The number of listings available in real estate markets across the country is beginning to flatten, and experts say it could be a signal for a “crucial inflection point for the inventory crisis”.
According to research published last week by realtor.com, housing inventory across the U.S. has decreased by 0.2 percent in the last year. However, the researchers say this is a promising sign and that inventories could soon rise due to an 8 percent increase in new listings, which is the largest annual jump since 2013.
“After years of record-breaking inventory declines, September’s almost-flat inventory signals a big change in the real estate market,” said Danielle Hale, chief economist for realtor.com. “Would-be buyers who had been waiting for a bigger selection of homes for sale may finally see more listings materialize. But don’t expect the level to jump dramatically. Plenty of buyers in the market are scooping up homes as soon as they’re listed, which will keep national increases relatively small for the time being.”

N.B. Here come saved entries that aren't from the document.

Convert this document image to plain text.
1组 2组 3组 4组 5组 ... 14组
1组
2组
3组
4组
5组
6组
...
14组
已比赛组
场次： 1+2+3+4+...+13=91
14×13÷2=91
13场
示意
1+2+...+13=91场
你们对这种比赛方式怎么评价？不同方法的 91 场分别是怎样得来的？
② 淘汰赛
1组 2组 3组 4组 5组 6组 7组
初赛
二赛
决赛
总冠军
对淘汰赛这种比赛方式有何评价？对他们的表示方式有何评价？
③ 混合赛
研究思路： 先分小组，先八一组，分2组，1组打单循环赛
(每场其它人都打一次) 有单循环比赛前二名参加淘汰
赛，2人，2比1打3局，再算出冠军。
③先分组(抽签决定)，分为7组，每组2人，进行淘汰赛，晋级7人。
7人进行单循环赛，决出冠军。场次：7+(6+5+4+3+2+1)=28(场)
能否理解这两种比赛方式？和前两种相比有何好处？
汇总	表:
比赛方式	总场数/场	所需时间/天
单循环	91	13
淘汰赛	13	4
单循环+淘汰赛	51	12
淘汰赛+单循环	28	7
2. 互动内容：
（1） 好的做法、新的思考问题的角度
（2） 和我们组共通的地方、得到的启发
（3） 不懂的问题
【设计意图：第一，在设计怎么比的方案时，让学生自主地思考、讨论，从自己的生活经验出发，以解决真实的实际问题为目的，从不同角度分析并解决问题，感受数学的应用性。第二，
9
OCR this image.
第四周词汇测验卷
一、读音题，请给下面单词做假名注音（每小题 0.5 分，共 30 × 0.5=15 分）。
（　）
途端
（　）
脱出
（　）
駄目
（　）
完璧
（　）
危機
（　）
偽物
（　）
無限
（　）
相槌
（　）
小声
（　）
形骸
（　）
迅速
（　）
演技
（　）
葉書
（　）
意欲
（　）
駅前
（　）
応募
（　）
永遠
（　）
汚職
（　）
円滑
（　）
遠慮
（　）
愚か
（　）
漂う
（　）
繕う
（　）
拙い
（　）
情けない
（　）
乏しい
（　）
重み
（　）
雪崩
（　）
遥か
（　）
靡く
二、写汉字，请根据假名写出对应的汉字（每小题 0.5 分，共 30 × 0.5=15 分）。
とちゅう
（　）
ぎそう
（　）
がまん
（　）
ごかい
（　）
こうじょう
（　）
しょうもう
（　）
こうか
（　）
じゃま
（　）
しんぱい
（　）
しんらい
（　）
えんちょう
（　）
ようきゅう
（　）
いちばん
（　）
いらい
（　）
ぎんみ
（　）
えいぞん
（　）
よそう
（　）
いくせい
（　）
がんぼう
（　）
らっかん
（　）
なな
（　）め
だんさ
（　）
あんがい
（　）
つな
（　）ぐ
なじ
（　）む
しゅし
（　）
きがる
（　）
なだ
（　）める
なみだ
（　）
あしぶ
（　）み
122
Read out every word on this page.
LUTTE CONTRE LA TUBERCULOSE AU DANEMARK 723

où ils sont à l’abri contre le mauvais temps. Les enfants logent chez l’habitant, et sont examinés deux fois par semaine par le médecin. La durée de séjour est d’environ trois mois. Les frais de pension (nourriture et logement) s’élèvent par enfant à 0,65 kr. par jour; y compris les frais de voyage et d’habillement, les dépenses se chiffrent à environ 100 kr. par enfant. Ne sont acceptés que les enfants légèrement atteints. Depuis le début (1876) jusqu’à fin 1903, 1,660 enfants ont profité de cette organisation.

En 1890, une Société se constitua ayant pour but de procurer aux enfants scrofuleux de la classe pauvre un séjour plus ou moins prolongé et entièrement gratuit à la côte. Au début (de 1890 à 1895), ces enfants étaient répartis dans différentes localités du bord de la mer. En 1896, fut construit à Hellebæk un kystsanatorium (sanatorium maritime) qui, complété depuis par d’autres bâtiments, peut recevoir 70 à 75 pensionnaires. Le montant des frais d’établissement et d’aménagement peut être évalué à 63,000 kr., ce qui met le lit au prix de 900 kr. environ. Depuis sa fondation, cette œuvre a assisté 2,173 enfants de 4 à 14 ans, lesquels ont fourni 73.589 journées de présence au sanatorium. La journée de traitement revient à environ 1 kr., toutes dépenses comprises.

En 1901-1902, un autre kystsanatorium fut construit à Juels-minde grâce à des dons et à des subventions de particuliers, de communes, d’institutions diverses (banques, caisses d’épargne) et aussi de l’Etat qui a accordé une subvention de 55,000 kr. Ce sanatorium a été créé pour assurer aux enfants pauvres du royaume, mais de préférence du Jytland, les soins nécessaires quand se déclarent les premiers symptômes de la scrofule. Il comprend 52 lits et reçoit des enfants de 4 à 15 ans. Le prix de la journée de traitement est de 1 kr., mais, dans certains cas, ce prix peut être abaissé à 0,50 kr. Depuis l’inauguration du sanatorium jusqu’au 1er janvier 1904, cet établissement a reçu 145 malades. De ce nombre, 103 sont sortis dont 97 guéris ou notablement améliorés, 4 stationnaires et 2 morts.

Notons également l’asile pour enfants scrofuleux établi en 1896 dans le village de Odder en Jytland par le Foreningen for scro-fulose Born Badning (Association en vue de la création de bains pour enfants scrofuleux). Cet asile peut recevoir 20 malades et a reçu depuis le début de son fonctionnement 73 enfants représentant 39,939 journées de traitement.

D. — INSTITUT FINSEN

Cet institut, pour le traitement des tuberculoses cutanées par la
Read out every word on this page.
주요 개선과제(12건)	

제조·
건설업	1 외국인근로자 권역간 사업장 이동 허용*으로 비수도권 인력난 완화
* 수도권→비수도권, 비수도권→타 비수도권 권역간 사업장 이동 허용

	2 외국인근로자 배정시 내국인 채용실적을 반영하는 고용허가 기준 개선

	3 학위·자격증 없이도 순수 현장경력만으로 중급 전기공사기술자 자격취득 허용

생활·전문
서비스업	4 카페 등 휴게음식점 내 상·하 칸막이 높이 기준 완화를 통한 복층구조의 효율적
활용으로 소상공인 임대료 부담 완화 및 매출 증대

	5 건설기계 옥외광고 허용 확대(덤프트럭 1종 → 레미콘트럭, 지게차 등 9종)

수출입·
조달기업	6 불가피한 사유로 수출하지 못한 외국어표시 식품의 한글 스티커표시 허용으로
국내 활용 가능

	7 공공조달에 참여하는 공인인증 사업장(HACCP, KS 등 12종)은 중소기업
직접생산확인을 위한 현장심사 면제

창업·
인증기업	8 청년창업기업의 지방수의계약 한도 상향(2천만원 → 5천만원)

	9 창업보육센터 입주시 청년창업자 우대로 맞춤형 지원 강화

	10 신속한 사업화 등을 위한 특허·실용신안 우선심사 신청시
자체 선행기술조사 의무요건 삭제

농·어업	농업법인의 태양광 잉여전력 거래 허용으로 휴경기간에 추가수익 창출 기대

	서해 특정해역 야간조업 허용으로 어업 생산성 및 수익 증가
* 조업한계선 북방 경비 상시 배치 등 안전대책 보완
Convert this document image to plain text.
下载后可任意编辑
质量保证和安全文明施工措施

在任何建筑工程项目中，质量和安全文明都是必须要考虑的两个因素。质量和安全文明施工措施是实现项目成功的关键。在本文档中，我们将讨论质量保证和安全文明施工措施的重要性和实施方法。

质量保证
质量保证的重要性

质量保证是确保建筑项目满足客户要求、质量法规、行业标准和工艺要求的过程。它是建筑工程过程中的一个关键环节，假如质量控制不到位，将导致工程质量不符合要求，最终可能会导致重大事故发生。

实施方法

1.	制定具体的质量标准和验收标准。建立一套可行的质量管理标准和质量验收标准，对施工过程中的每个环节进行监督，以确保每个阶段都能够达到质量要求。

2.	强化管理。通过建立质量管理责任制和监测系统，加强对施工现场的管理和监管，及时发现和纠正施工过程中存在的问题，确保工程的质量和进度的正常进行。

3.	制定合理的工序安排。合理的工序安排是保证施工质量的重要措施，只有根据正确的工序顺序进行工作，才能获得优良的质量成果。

Realtor.com notes that houses continue to sell at a very fast pace. The average home sold in just 65 days so far this year, which is four days faster than in 2017.
However, home prices are no longer appreciating quite so fast. According to realtor.com’s data, the U.S. median listing price in September was $295,000, which is up 7 percent from one year ago, but less than in previous years when 10 percent-plus price increases were the norm.
Overall, larger cities are seeing some of the biggest increases in listed properties. Twenty-two of the largest 45 markets saw year-over-year inventory increases in September. The five markets with the largest jumps in For Sale signs were: San Jose, Calif.; Seattle; Jacksonville, Fla.; San Diego; and San Francisco. All five of these markets posted increases of 31 percent or more.